Успела! Даше показалось, что она произнесла это вслух. Или не показалось - теперь уж неважно: вокруг девочки смыкался, деловито обволакивая её, "кокон". Даша слегка улыбнулась и разрешила себе раствориться в его забытьи.
***
Императрица проснулась от ощущения: здесь кто-то есть. Она собиралась кликнуть дежурящих у дверей гвардейцев, но не смогла; хотела вскрикнуть от страха - это тоже было вне её власти. Только что взошедшая на престол Екатерина Вторая могла опасаться убийцу с кинжалом, вельмож с их интригами, но... Но к её ложу, шатаясь как тень, ловя реальность смертельно усталыми глазами, с какой-то бумагой в руках приближался ребёнок.
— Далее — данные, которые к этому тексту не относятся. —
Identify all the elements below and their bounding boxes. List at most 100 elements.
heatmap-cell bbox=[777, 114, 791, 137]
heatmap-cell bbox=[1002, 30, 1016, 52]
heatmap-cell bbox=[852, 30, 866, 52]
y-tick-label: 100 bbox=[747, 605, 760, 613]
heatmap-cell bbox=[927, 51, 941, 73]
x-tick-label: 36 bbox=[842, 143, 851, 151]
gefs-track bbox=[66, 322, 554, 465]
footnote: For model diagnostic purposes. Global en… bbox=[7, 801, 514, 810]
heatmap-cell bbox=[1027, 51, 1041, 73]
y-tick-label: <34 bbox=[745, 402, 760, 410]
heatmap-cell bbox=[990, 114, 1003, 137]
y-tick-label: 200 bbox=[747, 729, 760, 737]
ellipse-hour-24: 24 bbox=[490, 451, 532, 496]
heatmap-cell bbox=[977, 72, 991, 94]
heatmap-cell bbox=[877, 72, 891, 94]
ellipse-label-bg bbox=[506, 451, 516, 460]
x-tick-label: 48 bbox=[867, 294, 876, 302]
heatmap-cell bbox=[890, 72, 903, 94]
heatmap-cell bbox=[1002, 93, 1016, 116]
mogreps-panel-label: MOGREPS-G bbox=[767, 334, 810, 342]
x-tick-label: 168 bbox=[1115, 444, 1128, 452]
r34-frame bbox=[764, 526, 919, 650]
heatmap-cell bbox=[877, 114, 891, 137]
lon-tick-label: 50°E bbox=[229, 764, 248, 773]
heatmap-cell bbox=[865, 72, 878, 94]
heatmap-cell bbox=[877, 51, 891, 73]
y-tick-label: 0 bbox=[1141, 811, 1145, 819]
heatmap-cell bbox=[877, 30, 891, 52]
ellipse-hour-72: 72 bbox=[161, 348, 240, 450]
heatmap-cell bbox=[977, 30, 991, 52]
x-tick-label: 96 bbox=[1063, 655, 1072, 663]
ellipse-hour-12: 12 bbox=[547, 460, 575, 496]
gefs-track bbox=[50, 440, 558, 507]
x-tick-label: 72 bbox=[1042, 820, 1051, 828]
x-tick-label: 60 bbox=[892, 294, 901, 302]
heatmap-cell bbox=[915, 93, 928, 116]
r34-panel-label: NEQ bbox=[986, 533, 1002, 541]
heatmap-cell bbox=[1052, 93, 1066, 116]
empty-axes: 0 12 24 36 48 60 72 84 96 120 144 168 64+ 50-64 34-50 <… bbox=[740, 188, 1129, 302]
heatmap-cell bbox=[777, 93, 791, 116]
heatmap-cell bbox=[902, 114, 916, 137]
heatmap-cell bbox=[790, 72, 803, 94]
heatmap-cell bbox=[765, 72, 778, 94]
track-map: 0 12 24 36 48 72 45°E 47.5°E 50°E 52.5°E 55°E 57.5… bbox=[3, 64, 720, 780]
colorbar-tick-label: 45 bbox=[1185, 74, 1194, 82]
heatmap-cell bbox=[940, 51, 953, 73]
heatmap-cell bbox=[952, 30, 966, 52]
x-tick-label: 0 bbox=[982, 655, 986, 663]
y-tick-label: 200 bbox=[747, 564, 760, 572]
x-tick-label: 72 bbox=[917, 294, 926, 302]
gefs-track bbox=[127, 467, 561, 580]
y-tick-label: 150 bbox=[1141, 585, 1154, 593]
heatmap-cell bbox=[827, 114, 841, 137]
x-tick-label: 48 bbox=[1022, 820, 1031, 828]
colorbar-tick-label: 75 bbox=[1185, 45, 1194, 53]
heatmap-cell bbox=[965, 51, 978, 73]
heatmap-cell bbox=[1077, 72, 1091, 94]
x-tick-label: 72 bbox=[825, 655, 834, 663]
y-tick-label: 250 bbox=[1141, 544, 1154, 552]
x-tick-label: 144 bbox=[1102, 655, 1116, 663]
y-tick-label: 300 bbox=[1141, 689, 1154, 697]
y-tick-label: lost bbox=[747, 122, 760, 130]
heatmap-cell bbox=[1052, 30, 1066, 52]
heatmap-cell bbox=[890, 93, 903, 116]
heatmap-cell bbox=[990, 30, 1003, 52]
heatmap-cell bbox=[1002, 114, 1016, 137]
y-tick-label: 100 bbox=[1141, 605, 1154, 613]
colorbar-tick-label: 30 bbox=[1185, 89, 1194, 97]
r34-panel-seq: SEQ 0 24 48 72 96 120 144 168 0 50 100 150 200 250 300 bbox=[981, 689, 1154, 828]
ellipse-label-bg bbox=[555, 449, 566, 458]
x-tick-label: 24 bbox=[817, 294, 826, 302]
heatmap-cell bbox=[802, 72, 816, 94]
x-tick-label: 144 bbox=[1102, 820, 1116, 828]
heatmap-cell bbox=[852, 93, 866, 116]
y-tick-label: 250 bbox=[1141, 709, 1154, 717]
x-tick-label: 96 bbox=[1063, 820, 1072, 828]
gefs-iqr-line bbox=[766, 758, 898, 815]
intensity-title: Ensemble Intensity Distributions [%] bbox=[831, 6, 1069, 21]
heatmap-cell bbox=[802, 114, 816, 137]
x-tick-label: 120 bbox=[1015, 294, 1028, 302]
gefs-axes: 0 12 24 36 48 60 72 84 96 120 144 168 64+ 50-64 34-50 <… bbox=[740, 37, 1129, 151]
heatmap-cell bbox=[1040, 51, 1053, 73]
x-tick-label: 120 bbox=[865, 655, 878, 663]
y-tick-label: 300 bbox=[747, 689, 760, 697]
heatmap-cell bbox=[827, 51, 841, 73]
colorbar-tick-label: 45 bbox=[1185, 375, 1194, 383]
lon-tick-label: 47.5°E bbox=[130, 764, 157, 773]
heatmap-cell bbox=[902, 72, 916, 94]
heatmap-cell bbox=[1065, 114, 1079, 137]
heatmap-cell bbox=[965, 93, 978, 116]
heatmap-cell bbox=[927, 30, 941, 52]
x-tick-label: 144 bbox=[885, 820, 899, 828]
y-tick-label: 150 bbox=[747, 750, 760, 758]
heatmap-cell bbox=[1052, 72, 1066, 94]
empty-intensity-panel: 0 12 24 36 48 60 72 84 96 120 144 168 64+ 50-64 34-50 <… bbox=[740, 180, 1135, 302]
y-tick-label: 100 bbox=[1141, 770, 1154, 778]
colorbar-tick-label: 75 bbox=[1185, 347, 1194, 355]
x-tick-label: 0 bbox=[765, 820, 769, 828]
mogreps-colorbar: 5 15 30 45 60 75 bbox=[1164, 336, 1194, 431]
Девочка лет десяти. Она шла так устало, так трудно, как будто делала последние шаги в своей жизни. Без сил, на одной только воле.
Она не входила сюда, ведь её не пустили б гвардейцы! Царица смотрела в усталое личико, и не могла ни вскочить и сбежать, ни позвать на подмогу.
Девочка-дух подошла к оцепеневшей от страха Екатерине, подняла свою ношу повыше дабы протянуть её императрице, и вдруг, перевешиваемая челобитной, упала без сил. Повалилась вперёд, словно желая выгадать тем хоть ещё одну пядь расстояния. Императрица приготовилась услышать стук тела о пол, но девчушка исчезла. Лишь лист бумаги упал на подушки.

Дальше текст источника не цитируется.